The brunch and dinner spot is located across the street from the Pacific Design Center. The venue is composed mostly of polished cement. A sexy red-pink neon sign discretely spells the place’s name from behind a palm tree. You have the option of sitting in the L-shaped, brass and black and gray indoor dining room or the outdoor, overly laxed, palm tree covered, also L-shaped patio. If it’s brunch, go for the patio. It’s one of the best in the city.
The menu (for brunch, which is what we attended) is a wide variety of French-American pastries, egg dishes, and sandwiches. Yes, that means tartines too. A beautiful wine list and specials are noted as well and there is a definite sophisticated air to the place. The service is particularly attentive although the personalities involved take you out of the experience by being too Angeleno. This is a mild critique but such a fancy yet casual place needs service of a certain decorum—or it will be mistaken for any other brunch spot with a patio.
While their take on American classics could be tempting, err toward the more French dishes and breads.

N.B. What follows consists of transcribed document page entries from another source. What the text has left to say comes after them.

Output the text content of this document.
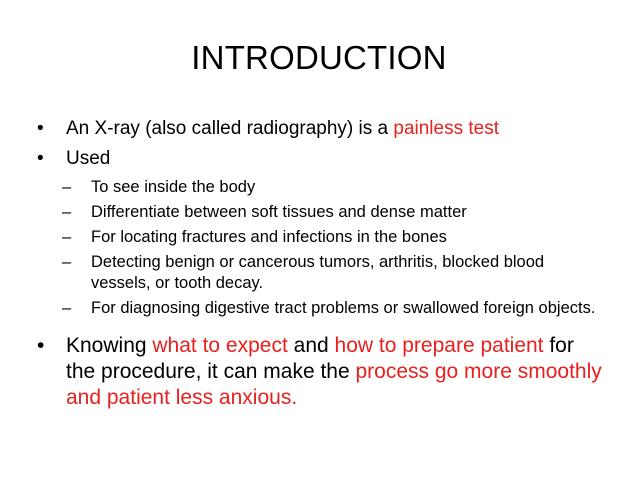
INTRODUCTION
•	An X-ray (also called radiography) is a painless test
•	Used
– To see inside the body
– Differentiate between soft tissues and dense matter
– For locating fractures and infections in the bones
– Detecting benign or cancerous tumors, arthritis, blocked blood vessels, or tooth decay.
– For diagnosing digestive tract problems or swallowed foreign objects.
•	Knowing what to expect and how to prepare patient for the procedure, it can make the process go more smoothly and patient less anxious.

The quiche is a light dish served with greens with a dense crust, which—while intimidating—offers a glimpse into the kitchen’s expertise of style. Sandwiches like the Banh Mi are classic and represent a global history captured in one sandwich—and Zinque does the sandwich justice. It has been a popular local item as of late but Zinque’s may be the best: it’s light, the bread is fucking ridiculous, and it smartly balances the sandwich’s requisite sweet, spicy, and salty flavors perfectly.
The restaurant is one of those unique places that I fear people will miss. It’s so discrete and quaint and cute that it could get zoomed by as people pass West toward Cecconi and Gracias Madre or East toward Lucques and Crossroads. Zinque is a place to dog ear because it is much more casual than restaurants surrounding it and much more sophisticated in a casual Angeleno, French way. There really isn’t any other place like it in that it is casual and contemporary and captures both cultures without the francophilic hamfisting of places like Figaro and Cafe Midi. Zinque is understated: less really does mean more when it comes to this style of food.